Wanted to hire
2003-06-23 19:26:33.405041+00 by
Dan Lyke
4 comments
Wanted to hire: Technical person in Hong Kong. Must be able to talk mechanical engineering in Cantonese and communicate with me in English. Should know how to handle a soldering iron, know what configuring a second ethernet card in a Windows XP machine means, and have basic mechanical and computer problem solving skills. Needn't be a programmer. And there'll probably be customer support involved, I expect that this position will evolve into something between a field engineer and a customer support/technical sales sort of job, but for starters I need a set of eyes, ears and hands on the ground in that area.
And, bonus position: if anyone wants to do office manager type of work in San Francisco, I can pass on a resumé to the appropriate folks there.
[ related topics:
Dan's Life Microsoft Bay Area Work, productivity and environment Hong Kong
]
comments in ascending chronological order (reverse):
#Comment made: 2003-06-24 13:17:25.788232+00 by:
ziffle
This is sounding ominously like someone got a promotion eh?
#Comment made: 2003-06-24 17:00:06.75162+00 by:
Dan Lyke
"Dan, they shot sarge, what do we do?"
Not really, or, in an organization as small as the ones I like to work in, the chain of command is "whatever needs to get done". But yeah, this could be a way to take what had been a slight feeling of stagnation and redirect it, if only because a different set of responsibility gives me some novelty and gets me excited again.
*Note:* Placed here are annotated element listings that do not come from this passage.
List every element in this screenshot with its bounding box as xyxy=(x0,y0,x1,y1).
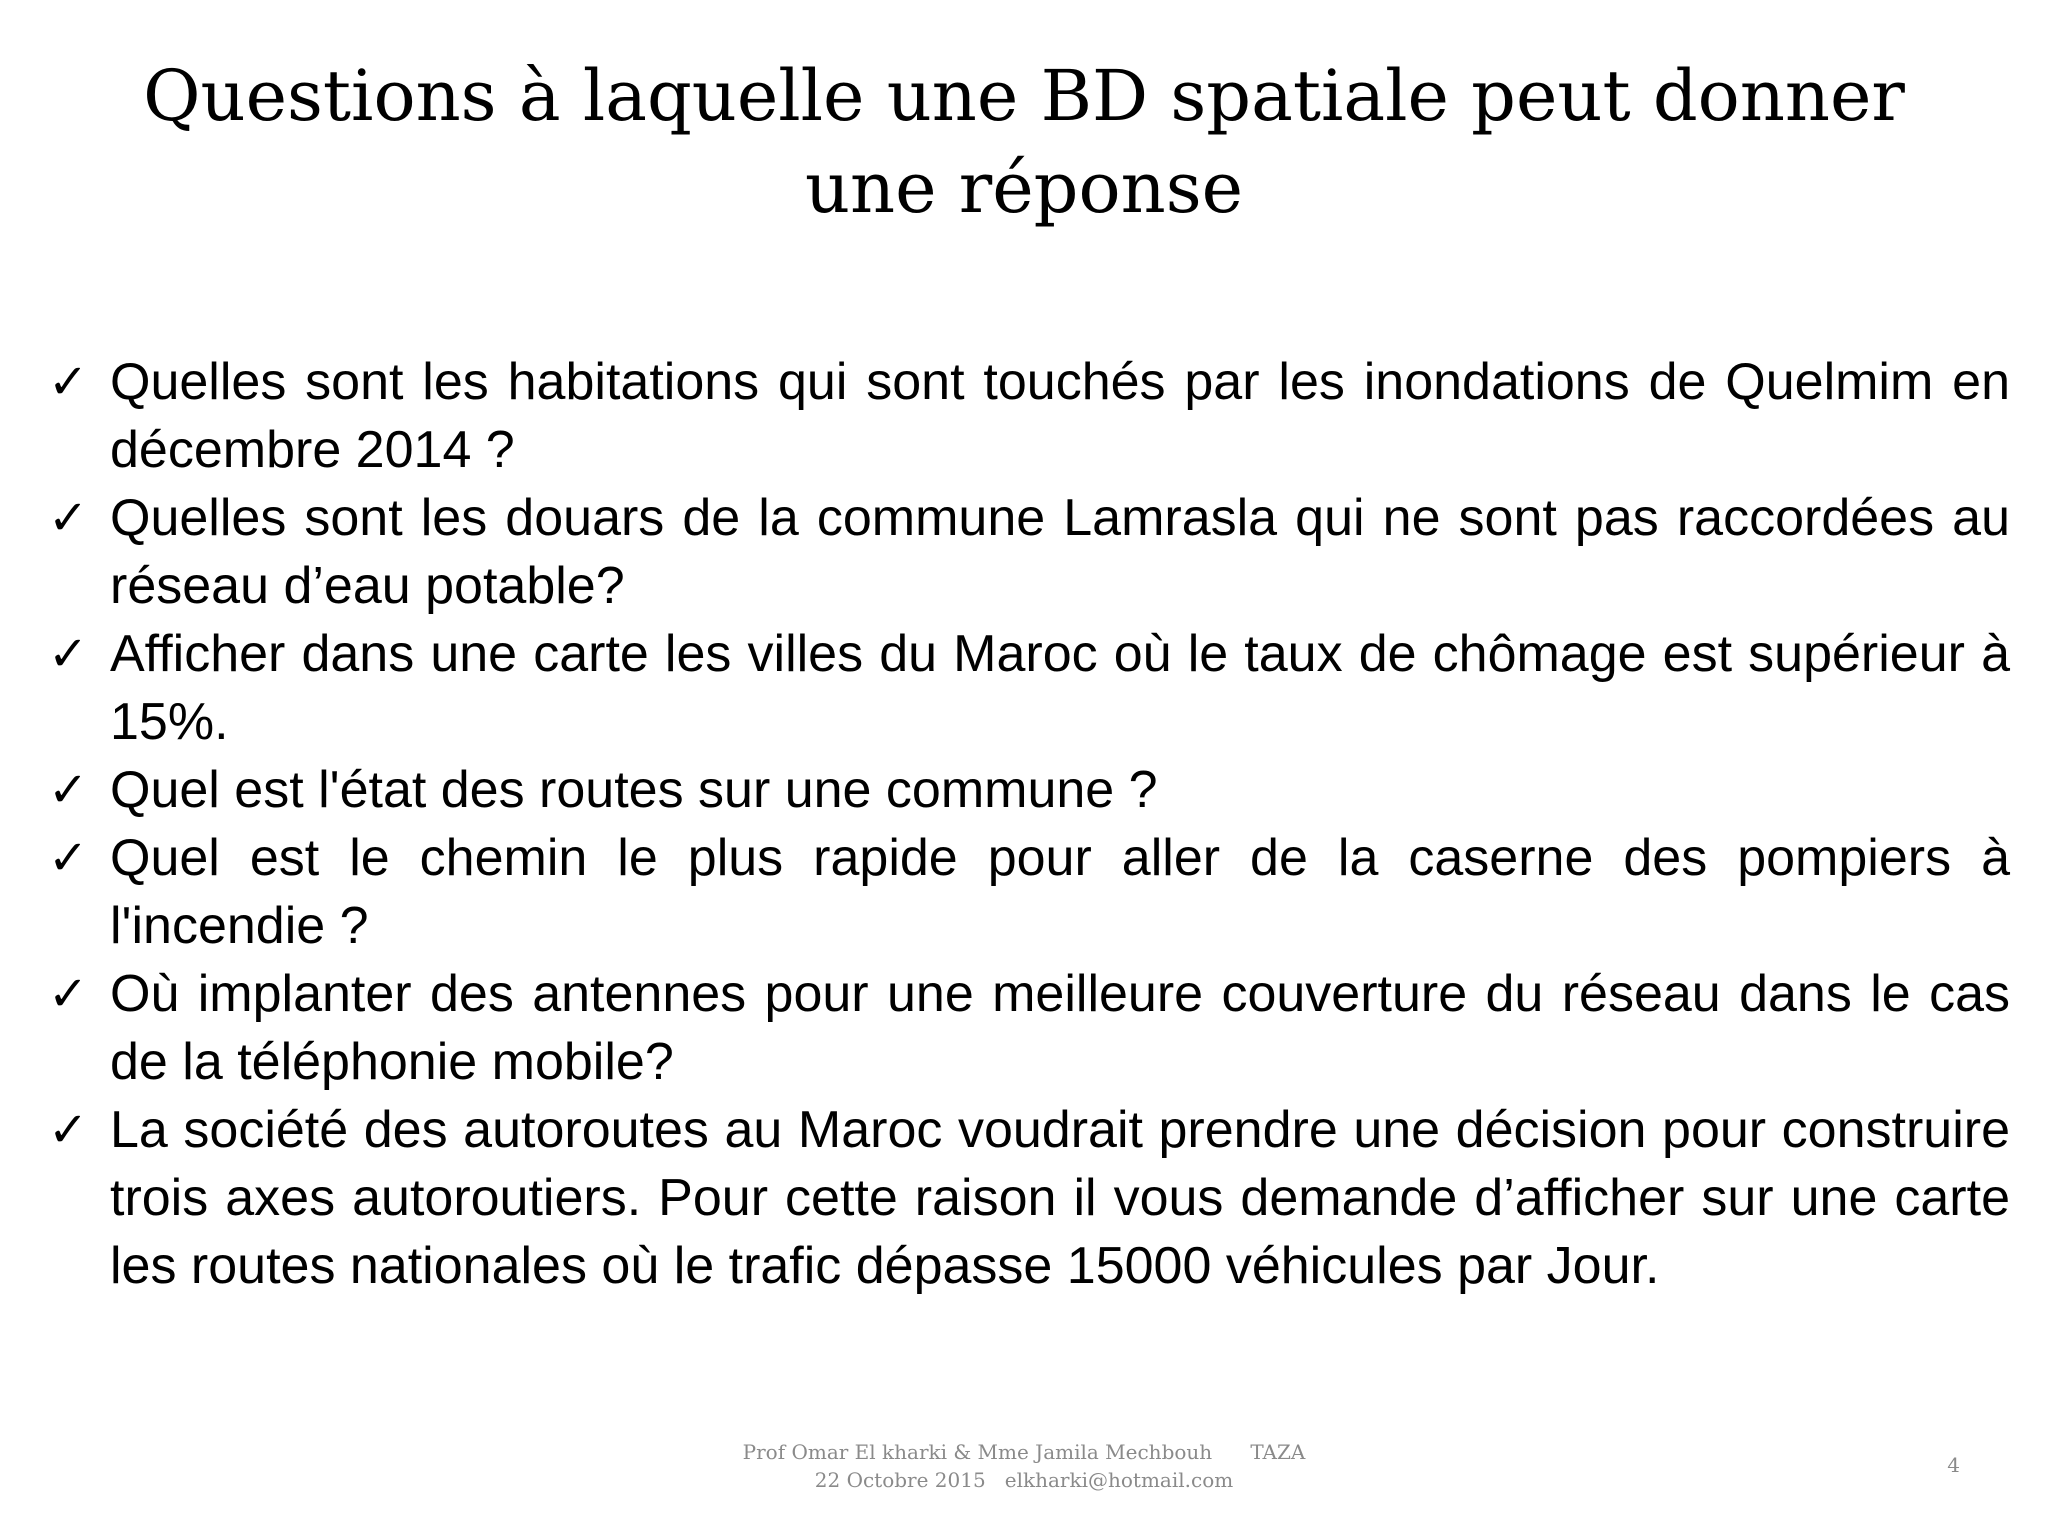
bullet-text: Où implanter des antennes pour une meilleure couverture du réseau dans le cas de la téléphonie mobile? xyxy=(110,965,2010,1091)
list-item xyxy=(48,824,2010,960)
bullet-list xyxy=(48,348,2010,1300)
bullet-text: Quelles sont les habitations qui sont touchés par les inondations de Quelmim en décembre 2014 ? xyxy=(110,353,2010,479)
list-item xyxy=(48,348,2010,484)
bullet-text: Quel est l'état des routes sur une commune ? xyxy=(110,761,1158,819)
check-mark-icon: ✓ xyxy=(48,830,89,886)
bullet-text: Quel est le chemin le plus rapide pour aller de la caserne des pompiers à l'incendie ? xyxy=(110,829,2010,955)
bullet-text: La société des autoroutes au Maroc voudrait prendre une décision pour construire trois axes autoroutiers. Pour cette raison il vous demande d’afficher sur une carte les routes nationales où le trafic dépasse 15000 véhicules par Jour. xyxy=(110,1101,2010,1295)
list-item xyxy=(48,960,2010,1096)
list-item xyxy=(48,620,2010,756)
check-mark-icon: ✓ xyxy=(48,490,89,546)
check-mark-icon: ✓ xyxy=(48,1102,89,1158)
check-mark-icon: ✓ xyxy=(48,762,89,818)
page-number: 4 xyxy=(1947,1453,1960,1477)
bullet-text: Afficher dans une carte les villes du Maroc où le taux de chômage est supérieur à 15%. xyxy=(110,625,2010,751)
footer-date-email: 22 Octobre 2015 elkharki@hotmail.com xyxy=(814,1468,1234,1492)
list-item xyxy=(48,756,2010,824)
check-mark-icon: ✓ xyxy=(48,626,89,682)
list-item xyxy=(48,484,2010,620)
bullet-text: Quelles sont les douars de la commune Lamrasla qui ne sont pas raccordées au réseau d’eau potable? xyxy=(110,489,2010,615)
slide-title: Questions à laquelle une BD spatiale peut donner une réponse xyxy=(143,55,1905,229)
check-mark-icon: ✓ xyxy=(48,354,89,410)
list-item xyxy=(48,1096,2010,1300)
slide-footer xyxy=(624,1438,1424,1494)
footer-authors: Prof Omar El kharki & Mme Jamila Mechbouh TAZA xyxy=(742,1440,1306,1464)
check-mark-icon: ✓ xyxy=(48,966,89,1022)
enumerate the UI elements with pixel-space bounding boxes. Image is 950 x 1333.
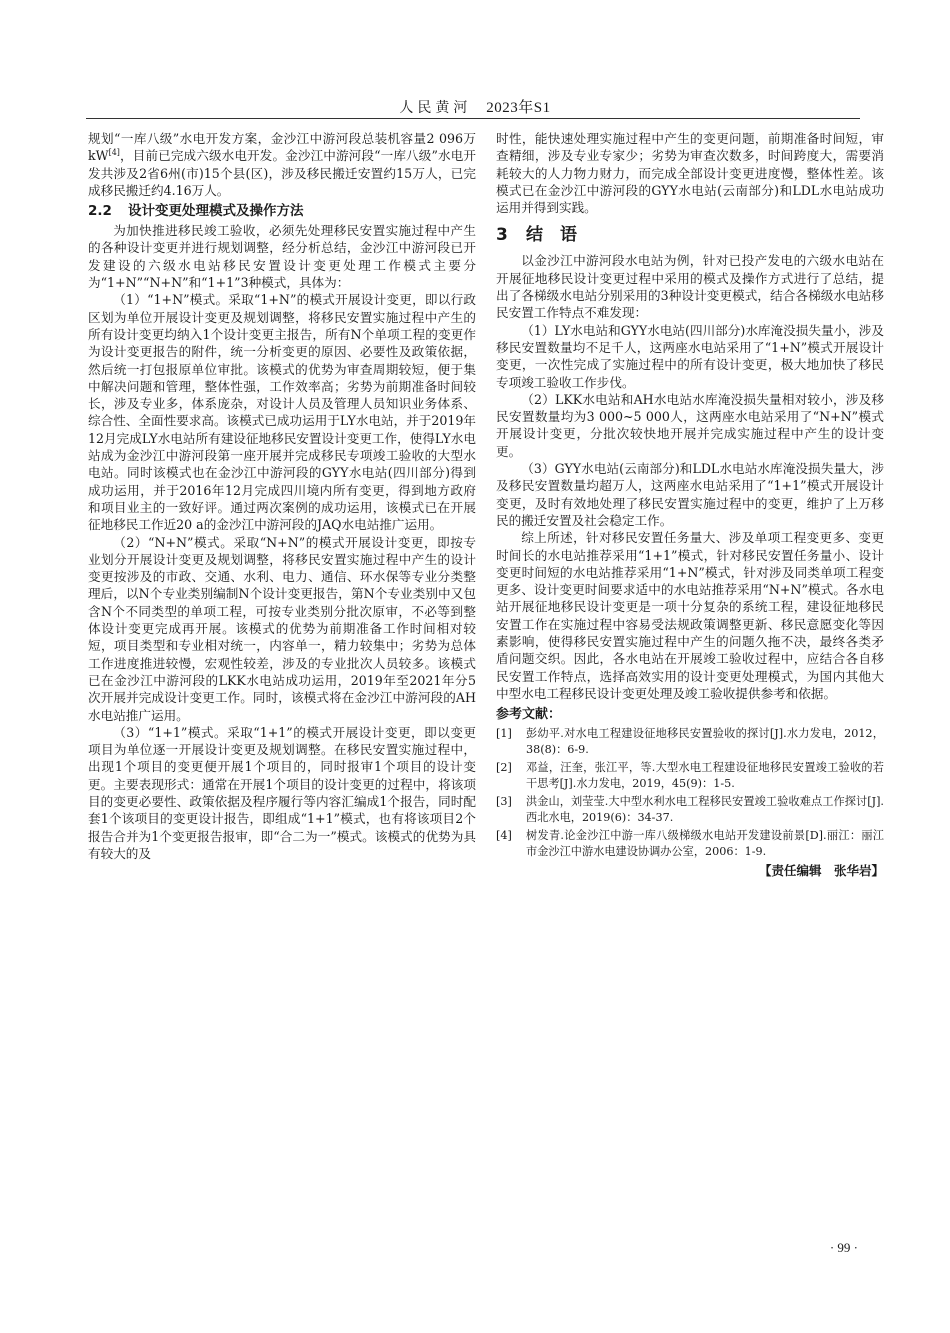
- paragraph: （3）“1+1”模式。采取“1+1”的模式开展设计变更，即以变更项目为单位逐一开展设计变更及规划调整。在移民安置实施过程中，出现1个项目的变更便开展1个项目的，同时报审1个项目的设计变更。主要表现形式：通常在开展1个项目的设计变更的过程中，将该项目的变更必要性、政策依据及程序履行等内容汇编成1个报告，同时配套1个该项目的变更设计报告，即组成“1+1”模式，也有将该项目2个报告合并为1个变更报告报审，即“合二为一”模式。该模式的优势为具有较大的及: [88, 724, 476, 861]
- page-number: · 99 ·: [829, 1240, 858, 1255]
- running-header: [0, 96, 950, 118]
- reference-item: [3] 洪金山，刘莹莹.大中型水利水电工程移民安置竣工验收难点工作探讨[J].西北水电，2019(6)：34-37.: [496, 794, 884, 824]
- responsible-editor: 【责任编辑 张华岩】: [758, 862, 884, 878]
- header-rule: [86, 118, 860, 119]
- paragraph: 为加快推进移民竣工验收，必须先处理移民安置实施过程中产生的各种设计变更并进行规划调整，经分析总结，金沙江中游河段已开发建设的六级水电站移民安置设计变更处理工作模式主要分为“1+N”“N+N”和“1+1”3种模式，具体为：: [88, 223, 476, 291]
- section-heading-2-2: 2.2 设计变更处理模式及操作方法: [88, 203, 304, 220]
- citation[interactable]: [4]: [108, 148, 120, 158]
- paragraph: （2）“N+N”模式。采取“N+N”的模式开展设计变更，即按专业划分开展设计变更及规划调整，将移民安置实施过程中产生的设计变更按涉及的市政、交通、水利、电力、通信、环水保等专业分类整理后，以N个专业类别编制N个设计变更报告，第N个专业类别中又包含N个不同类型的单项工程，可按专业类别分批次原审，不必等到整体设计变更完成再开展。该模式的优势为前期准备工作时间相对较短，项目类型和专业相对统一，内容单一，精力较集中；劣势为总体工作进度推进较慢，宏观性较差，涉及的专业批次人员较多。该模式已在金沙江中游河段的LKK水电站成功运用，2019年至2021年分5次开展并完成设计变更工作。同时，该模式将在金沙江中游河段的AH水电站推广运用。: [88, 534, 476, 723]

#Comment made: 2003-06-25 15:39:49.141304+00 by:
TheSHAD0W
Going off on a tangent -- can an XP box handle redundant network connections easily? Having one be the external connection and one on an intranet is easy enough; there's only one default gateway. But how would you handle two network cards, both connected to the net, and your wanting to load-balance and/or have redundancy?
#Comment made: 2003-06-25 20:33:25.495546+00 by:
Dan Lyke
I don't know. I'm using the second card on a 192.168.x.x network to talk to my motor controllers, and using the hosts
file (yes, Windows has one) to create a local name so that the proxy settings don't muck with it (because none of the example .NET code about how to work around proxies seems to work...).
I've never actually considered that an XP box would have throughput such that you'd care about multiple ethernet cards talking to the same networks. Yes, there were those benchmarks that took advantage of multiple net cards before the Linux kernel had multithreaded I/O, but realistically, if you're not going to be doing processing and disk I/O then use thttpd, and if you are, then one on the network that talks to your file server, one on the network that serves, and distribute as much out to local disk caches as you can.